KABARBURSA.COM — Pengamat mata uang Ibrahim Assuabi mengatakan bahwa pengumuman tarif baru oleh Presiden Amerika Serikat (AS) Donald Trump yang dijadwalkan nanti malam berpotensi memberikan dampak signifikan terhadap berbagai instrumen keuangan, termasuk nilai tukar rupiah, Indeks Harga Saham Gabungan (IHSG), serta harga emas dunia.

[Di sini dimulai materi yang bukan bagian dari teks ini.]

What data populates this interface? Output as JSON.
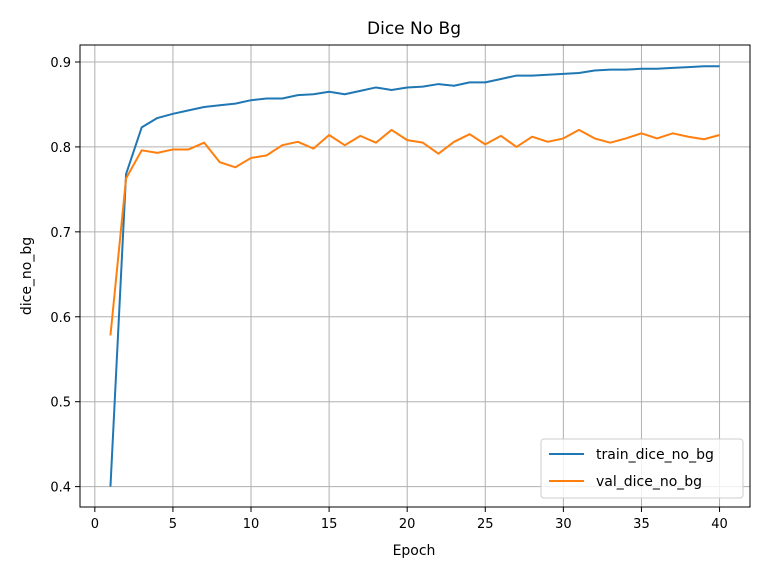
{
  "chart_data": {
    "type": "line",
    "title": "Dice No Bg",
    "xlabel": "Epoch",
    "ylabel": "dice_no_bg",
    "xlim": [
      -0.95,
      41.95
    ],
    "ylim": [
      0.376,
      0.92
    ],
    "xticks": [
      0,
      5,
      10,
      15,
      20,
      25,
      30,
      35,
      40
    ],
    "yticks": [
      0.4,
      0.5,
      0.6,
      0.7,
      0.8,
      0.9
    ],
    "grid": true,
    "legend_position": "lower-right",
    "x": [
      1,
      2,
      3,
      4,
      5,
      6,
      7,
      8,
      9,
      10,
      11,
      12,
      13,
      14,
      15,
      16,
      17,
      18,
      19,
      20,
      21,
      22,
      23,
      24,
      25,
      26,
      27,
      28,
      29,
      30,
      31,
      32,
      33,
      34,
      35,
      36,
      37,
      38,
      39,
      40
    ],
    "series": [
      {
        "name": "train_dice_no_bg",
        "color": "#1f77b4",
        "values": [
          0.4,
          0.768,
          0.823,
          0.834,
          0.839,
          0.843,
          0.847,
          0.849,
          0.851,
          0.855,
          0.857,
          0.857,
          0.861,
          0.862,
          0.865,
          0.862,
          0.866,
          0.87,
          0.867,
          0.87,
          0.871,
          0.874,
          0.872,
          0.876,
          0.876,
          0.88,
          0.884,
          0.884,
          0.885,
          0.886,
          0.887,
          0.89,
          0.891,
          0.891,
          0.892,
          0.892,
          0.893,
          0.894,
          0.895,
          0.895
        ]
      },
      {
        "name": "val_dice_no_bg",
        "color": "#ff7f0e",
        "values": [
          0.578,
          0.763,
          0.796,
          0.793,
          0.797,
          0.797,
          0.805,
          0.782,
          0.776,
          0.787,
          0.79,
          0.802,
          0.806,
          0.798,
          0.814,
          0.802,
          0.813,
          0.805,
          0.82,
          0.808,
          0.805,
          0.792,
          0.806,
          0.815,
          0.803,
          0.813,
          0.8,
          0.812,
          0.806,
          0.81,
          0.82,
          0.81,
          0.805,
          0.81,
          0.816,
          0.81,
          0.816,
          0.812,
          0.809,
          0.814
        ]
      }
    ]
  }
}
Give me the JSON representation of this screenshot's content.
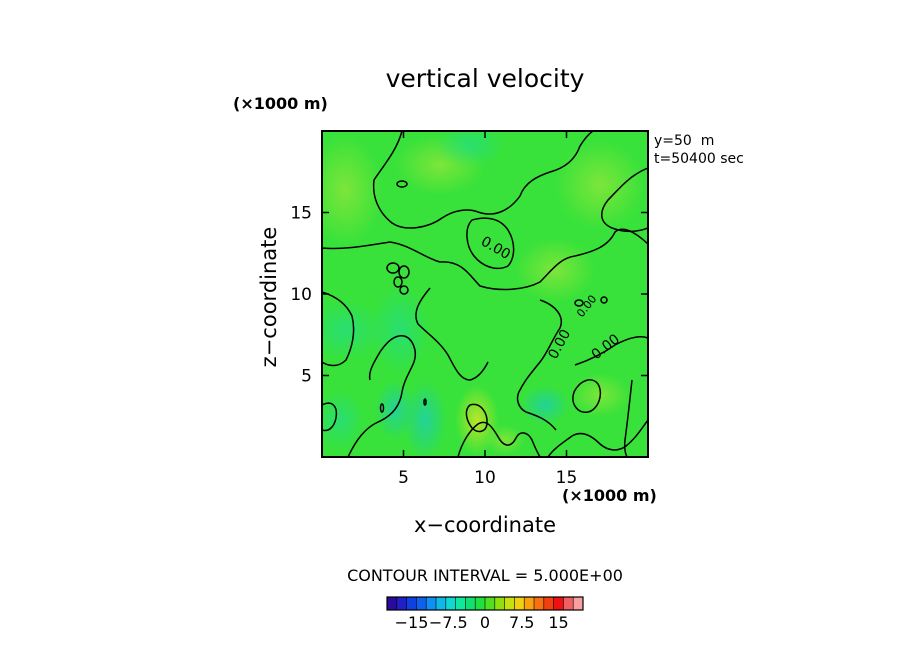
{
  "chart_data": {
    "type": "heatmap",
    "title": "vertical velocity",
    "xlabel": "x−coordinate",
    "ylabel": "z−coordinate",
    "x_unit": "(×1000 m)",
    "z_unit": "(×1000 m)",
    "xlim": [
      0,
      20
    ],
    "ylim": [
      0,
      20
    ],
    "x_ticks": [
      5,
      10,
      15
    ],
    "y_ticks": [
      5,
      10,
      15
    ],
    "x_tick_labels": [
      "5",
      "10",
      "15"
    ],
    "y_tick_labels": [
      "5",
      "10",
      "15"
    ],
    "annotations": [
      "y=50  m",
      "t=50400 sec"
    ],
    "contour_labels": [
      "0.00",
      "0.00",
      "0.00",
      "0.00"
    ],
    "contour_interval_text": "CONTOUR INTERVAL = 5.000E+00",
    "colorbar": {
      "min": -20,
      "max": 20,
      "tick_labels": [
        "−15",
        "−7.5",
        "0",
        "7.5",
        "15"
      ],
      "tick_values": [
        -15,
        -7.5,
        0,
        7.5,
        15
      ],
      "colors": [
        "#2a0a9a",
        "#2020c8",
        "#1040e0",
        "#1060f0",
        "#1090f0",
        "#10b8e8",
        "#10d8d0",
        "#10e8a0",
        "#10e070",
        "#20e040",
        "#50e020",
        "#90e010",
        "#c8e010",
        "#f0d010",
        "#f8a010",
        "#f87010",
        "#f04010",
        "#f01010",
        "#f06060",
        "#f8a0a0"
      ]
    }
  }
}
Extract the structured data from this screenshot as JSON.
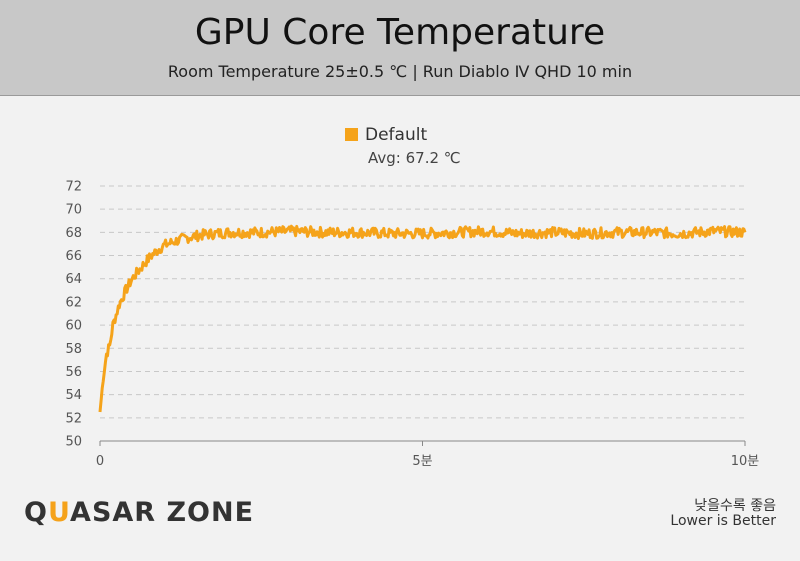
{
  "header": {
    "title": "GPU Core Temperature",
    "subtitle": "Room Temperature 25±0.5 ℃  | Run Diablo Ⅳ QHD 10 min"
  },
  "legend": {
    "label": "Default",
    "avg": "Avg: 67.2 ℃"
  },
  "colors": {
    "series": "#f5a31a",
    "grid": "#c8c8c8",
    "header_bg": "#c8c8c8",
    "background": "#f2f2f2"
  },
  "chart_data": {
    "type": "line",
    "title": "GPU Core Temperature",
    "subtitle": "Room Temperature 25±0.5 ℃  | Run Diablo Ⅳ QHD 10 min",
    "ylim": [
      50,
      72
    ],
    "yticks": [
      "50",
      "52",
      "54",
      "56",
      "58",
      "60",
      "62",
      "64",
      "66",
      "68",
      "70",
      "72"
    ],
    "xlim": [
      0,
      10
    ],
    "xticks": [
      {
        "value": 0,
        "label": "0"
      },
      {
        "value": 5,
        "label": "5분"
      },
      {
        "value": 10,
        "label": "10분"
      }
    ],
    "grid": true,
    "legend_position": "top-center",
    "series": [
      {
        "name": "Default",
        "x": [
          0,
          0.05,
          0.1,
          0.15,
          0.2,
          0.3,
          0.4,
          0.5,
          0.6,
          0.7,
          0.8,
          0.9,
          1.0,
          1.1,
          1.2,
          1.4,
          1.6,
          1.8,
          2.0,
          2.5,
          3.0,
          3.5,
          4.0,
          4.5,
          5.0,
          5.5,
          6.0,
          6.5,
          7.0,
          7.5,
          8.0,
          8.5,
          9.0,
          9.5,
          10.0
        ],
        "values": [
          52.5,
          55.5,
          57.5,
          58.2,
          60.0,
          61.8,
          63.0,
          64.0,
          64.7,
          65.4,
          66.0,
          66.5,
          66.9,
          67.1,
          67.3,
          67.6,
          67.8,
          67.9,
          68.0,
          68.0,
          68.1,
          68.0,
          68.0,
          67.9,
          67.9,
          68.0,
          68.1,
          67.9,
          68.0,
          67.9,
          68.0,
          68.0,
          67.9,
          68.1,
          68.0
        ]
      }
    ],
    "average_label": "Avg: 67.2 ℃"
  },
  "footer": {
    "logo_part1": "Q",
    "logo_part2": "U",
    "logo_part3": "ASAR ZONE",
    "note_korean": "낮을수록 좋음",
    "note_english": "Lower is Better"
  }
}
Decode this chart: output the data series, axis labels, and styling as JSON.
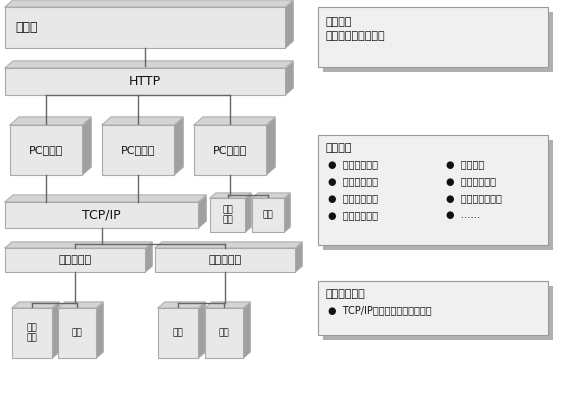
{
  "bg_color": "#ffffff",
  "box_face": "#e8e8e8",
  "box_edge": "#aaaaaa",
  "shadow_color": "#a0a0a0",
  "top_face": "#d4d4d4",
  "font_color": "#111111",
  "left_panel": {
    "server_label": "服务端",
    "http_label": "HTTP",
    "pc_label": "PC客户端",
    "tcpip_label": "TCP/IP",
    "forward_label": "转发中间件",
    "terminal_label": "终端\n设备",
    "device_label": "仪器"
  },
  "right_panel": {
    "server_box": {
      "title": "服务器：",
      "lines": [
        "测试数据存储与查询"
      ]
    },
    "client_box": {
      "title": "客户端：",
      "col1": [
        "传输协议定义",
        "物理接口定义",
        "测试流程定义",
        "产品遥测遥控"
      ],
      "col2": [
        "仪器监控",
        "测试报告生成",
        "数据上传与下载",
        "……"
      ]
    },
    "forward_box": {
      "title": "转发中间件：",
      "lines": [
        "TCP/IP与设备接口的数据中转"
      ]
    }
  },
  "line_color": "#666666",
  "line_lw": 1.0
}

Menurut Ibrahim, Indonesia yang selama ini memiliki surplus dalam perdagangan dengan Amerika Serikat akan turut merasakan dampaknya. "Ketika Trump mengumumkan tarif baru, kemungkinan besar akan ada pergerakan signifikan pada Rupiah dan IHSG. Selain itu, harga emas yang sebelumnya sempat melemah juga berpotensi mengalami penguatan kembali," ujarnya ketika dihubungi Kabarbursa.com, Rabu, 2 April 2025.
Adapun, saat ini nilai tukar rupiah telah melemah ke level Rp16.730 per dolar AS. Ibrahim memprediksi bahwa setelah pengumuman tarif tersebut, IHSG kemungkinan besar akan dibuka dalam kondisi melemah pada perdagangan tanggal 7 atau 8 mendatang.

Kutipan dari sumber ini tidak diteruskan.